Pursuing revival in our homes and in our world is no easy task. In fact, it is a fight that often comes only through sweat and tears. Praying for breakthrough personally, relationally and globally takes time, effort and often comes with painful groaning as we contend and wait.  When referring to the necessity of laboring in prayer, my pastor, Basil Watson, often says, "There is no resurrection without a Gethsemane."


A garden at the foot of the Mount of Olives, Gethsemane is where Jesus prayed on the night he was arrested, before his crucifixion.  The gospel of Luke says it is there that "...being in agony (Jesus) prayed more earnestly; and his sweat became like great drops of blood falling down to the ground" (Luke 22:44, ESV). In Hebrews, we also read, "Jesus offered up prayers with supplications, with loud cries and tears, to him who was able to save him from death, and he was heard because of his reverence" (Hebrews 5:7, ESV).


Often, God allows tears and deep pain so that we will cry to him and with him in prayer.

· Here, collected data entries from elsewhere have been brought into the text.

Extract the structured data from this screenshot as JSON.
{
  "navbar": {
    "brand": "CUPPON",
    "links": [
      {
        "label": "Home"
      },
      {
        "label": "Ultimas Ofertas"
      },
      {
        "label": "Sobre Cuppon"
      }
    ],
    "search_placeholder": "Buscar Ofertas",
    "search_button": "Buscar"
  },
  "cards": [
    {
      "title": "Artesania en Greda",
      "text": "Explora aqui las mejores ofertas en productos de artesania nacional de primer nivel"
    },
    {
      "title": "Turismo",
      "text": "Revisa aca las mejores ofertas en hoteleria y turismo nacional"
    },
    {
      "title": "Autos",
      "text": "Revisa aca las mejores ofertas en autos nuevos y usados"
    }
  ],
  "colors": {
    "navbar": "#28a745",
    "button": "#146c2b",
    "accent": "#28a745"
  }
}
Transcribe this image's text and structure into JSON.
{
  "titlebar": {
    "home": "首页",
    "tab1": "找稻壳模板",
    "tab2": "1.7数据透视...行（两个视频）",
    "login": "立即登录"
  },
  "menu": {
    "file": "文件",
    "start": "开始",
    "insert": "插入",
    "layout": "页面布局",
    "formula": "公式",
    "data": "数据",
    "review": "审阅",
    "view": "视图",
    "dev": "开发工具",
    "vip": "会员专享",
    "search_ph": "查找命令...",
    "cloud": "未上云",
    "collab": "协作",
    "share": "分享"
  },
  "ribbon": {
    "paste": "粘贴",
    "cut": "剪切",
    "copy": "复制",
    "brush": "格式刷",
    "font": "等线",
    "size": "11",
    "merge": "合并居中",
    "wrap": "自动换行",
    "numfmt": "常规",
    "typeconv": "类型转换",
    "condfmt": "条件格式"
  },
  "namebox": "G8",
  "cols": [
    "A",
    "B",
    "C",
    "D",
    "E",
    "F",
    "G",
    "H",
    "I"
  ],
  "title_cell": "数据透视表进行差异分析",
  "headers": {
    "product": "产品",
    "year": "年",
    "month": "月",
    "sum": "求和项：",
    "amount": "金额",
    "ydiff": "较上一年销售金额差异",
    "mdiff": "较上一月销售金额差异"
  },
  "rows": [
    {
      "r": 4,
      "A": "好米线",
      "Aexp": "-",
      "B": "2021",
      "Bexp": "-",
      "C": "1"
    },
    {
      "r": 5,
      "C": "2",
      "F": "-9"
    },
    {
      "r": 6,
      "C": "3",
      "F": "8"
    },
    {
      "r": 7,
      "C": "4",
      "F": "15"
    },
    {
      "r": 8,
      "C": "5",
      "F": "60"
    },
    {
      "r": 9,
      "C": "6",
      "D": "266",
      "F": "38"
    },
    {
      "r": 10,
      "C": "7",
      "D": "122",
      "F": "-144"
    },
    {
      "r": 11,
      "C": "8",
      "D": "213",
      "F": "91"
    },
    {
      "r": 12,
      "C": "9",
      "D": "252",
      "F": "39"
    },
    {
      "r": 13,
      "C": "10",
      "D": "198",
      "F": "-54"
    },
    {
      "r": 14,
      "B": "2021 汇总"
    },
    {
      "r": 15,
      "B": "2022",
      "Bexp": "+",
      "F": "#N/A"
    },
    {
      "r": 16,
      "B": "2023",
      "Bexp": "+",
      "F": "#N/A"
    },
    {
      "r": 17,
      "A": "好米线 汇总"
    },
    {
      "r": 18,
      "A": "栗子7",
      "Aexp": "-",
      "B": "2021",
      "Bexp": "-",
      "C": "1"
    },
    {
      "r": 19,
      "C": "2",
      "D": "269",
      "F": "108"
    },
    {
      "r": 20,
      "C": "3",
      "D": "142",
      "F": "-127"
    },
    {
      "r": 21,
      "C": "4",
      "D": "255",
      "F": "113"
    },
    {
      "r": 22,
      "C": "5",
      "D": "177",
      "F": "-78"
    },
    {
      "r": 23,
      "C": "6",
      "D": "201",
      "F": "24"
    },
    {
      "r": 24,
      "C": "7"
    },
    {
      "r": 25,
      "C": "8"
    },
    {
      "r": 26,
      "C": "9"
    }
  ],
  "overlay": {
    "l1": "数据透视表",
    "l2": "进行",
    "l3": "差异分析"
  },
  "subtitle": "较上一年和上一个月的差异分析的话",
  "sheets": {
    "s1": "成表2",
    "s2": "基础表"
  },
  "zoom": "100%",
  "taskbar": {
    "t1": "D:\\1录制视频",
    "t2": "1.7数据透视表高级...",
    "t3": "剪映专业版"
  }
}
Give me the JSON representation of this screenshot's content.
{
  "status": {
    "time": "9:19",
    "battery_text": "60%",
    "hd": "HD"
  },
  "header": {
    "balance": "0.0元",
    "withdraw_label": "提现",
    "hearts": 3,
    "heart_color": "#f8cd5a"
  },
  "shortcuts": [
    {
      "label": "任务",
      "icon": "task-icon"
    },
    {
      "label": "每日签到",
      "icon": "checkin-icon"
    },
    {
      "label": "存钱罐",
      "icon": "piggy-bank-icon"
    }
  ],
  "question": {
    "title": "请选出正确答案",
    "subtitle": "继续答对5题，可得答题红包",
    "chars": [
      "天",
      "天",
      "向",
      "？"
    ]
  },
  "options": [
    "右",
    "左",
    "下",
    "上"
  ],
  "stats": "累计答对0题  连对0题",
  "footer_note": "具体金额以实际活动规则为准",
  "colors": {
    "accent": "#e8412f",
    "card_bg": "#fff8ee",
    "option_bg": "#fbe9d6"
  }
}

Because our pride blinds us, we often see a disconnect between our emotions (grief, lament, pain, etc.), and our priestly call to draw near to God and contend in prayer and intercession.  We assume that our groans are irrelevant to God's heart for us, our homes and our world.  This belief keeps us from intimacy with God and partnership with his heart. This could all turn around for us if we embrace the truth that, "He regards the prayer of the destitute and does not despise their prayer" (Psalm 102:17, ESV).


Are you groaning today?  Is there pain in your heart?  Let us not be quick to despise our own pain as irrelevant to our call to prayer in this hour.  Take a moment to read Psalm 102 today. Consider the fight that many of the saints endured to experience breakthrough and acknowledge the role that grief and pain had in their journey.  Repent of pride which has led you to isolate yourself from God during times of grief. Finally, consider the groanings of Christ himself and remember that he "always lives to intercede for (us)" even now (Hebrews 7:25, NIV).  Let us learn to groan with Christ in God and see how he will use our prayers and our lives to transform a dying, destitute world!


With Christ, there is purpose in our pain and great gain in our groaning!